Would you say that the first four kickers are “good”? In our classes, most agree that the first four kickers are indeed “good” kickers because they did not miss the goal in a sample of 100 kicks. Although, if you said “Yes”, you would be wrong.

The fifth kicker also kicks all one hundred footballs through the uprights but he consistently “splits” the uprights. His kicks are tightly grouped in the center of the field goal with slight variation between kicks.

The fifth kickers performance

We then ask the class, “Who are you going to choose to be the field goal kicker during the game?” Most choose the fifth kicker. Why? Because he is more consistent. The fifth kicker will be more predictable because he and his team have learned through practice to have better control over their critical inputs. Those critical inputs could include the angle of the kickers head over the ball when he kicks; the kickers follow through; the foot pounds of pressure when kicking; the angle of the football placed for the kick; etc. All these inputs can be measured, recorded, and improved to enhance the kickers’ performance.

If you were to film all 100 kicks that the fifth kicker made and super-impose the filmed kicks on top of each other, you would see little variation in his kicking method. This consistency leads to slight variation in his where the football crosses the plane of the goal.

Let us go back and review “why the first four kickers were not good.”

The sample of one hundred kicks gives us a glimpse (in statistics, it is called an “inference”) into the capability of the kicker to kick 1000, or 10,000 or 100,000 kicks.

Sample of 100 kicks from a population of kicks

We will not know what that sample is inferring until we look at it through some sort of statistical analysis tool. To simply say the first four kickers are “Good” based on the sample being “Good” (as opposed to “Bad”) is to ignore the variation between kicks.

You might ask “How can we take variation into account when determining if the kicker is good or not”. Great question! … Let us say that each kick of the football gave us a data point (a combination of an X, Y and Z coordinate) from a virtual grid that surrounds the field goal (they actually do this in the NFL). When we calculate the amount of variation of the sample of 100 kicks from kicker #1, we would see that there is a large standard deviation. This is where we turn that standard deviation number into a picture to show the impact variation has on performance of the kicker to hit the target (the center of the goal). As Lean Six Sigma practitioners, we are interested in +/- 3 standard deviations from the average (Read more about why we use the +/- 3 standard deviation from the average).

Taking the sample of 100 kick into account when explaining the performance of the kicker

When we show the normal curve (which equals +/-3 standard deviations from the average) and overlay it on the field goal, we might find that the bell curve exceeds the two goal posts.

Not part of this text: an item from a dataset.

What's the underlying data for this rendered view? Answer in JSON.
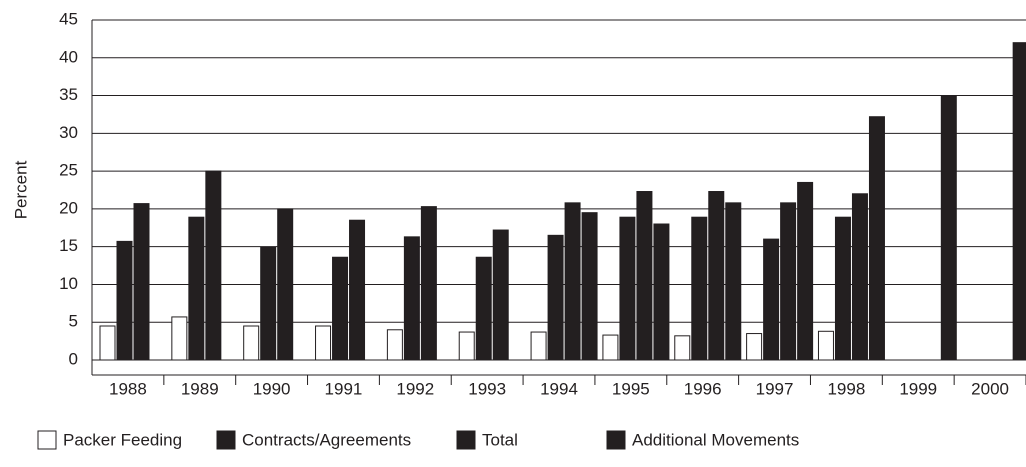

This is an inference as to what the population of kicks (taken from the samples of 100 kicks of each of the four kickers) will look like in future if they still perform with same variation in kicks.

While the 5th kicker does not create a defect in his sample of 100 kicks, he will eventually create a defect

When we calculate the standard deviation of the fifth kicker and use it to draw the bell curve over-layed on the field goal, we see a bell curve that fits inside the two goal posts.  

The fifth kicker has a smaller standard deviation

I will ask the question that I asked earlier in this discussion: “Who are you going to choose to be the field goal kicker during the game?” 

In the Lean Six Sigma methodology, this is what we are trying to achieve. We strive to be that fifth kicker who has phenomenal control over his inputs to create a kick that splits the goal posts every time. Just like the kicker, organizations who are consistently and predictably producing good products and services will be more valuable in the eyes of customers.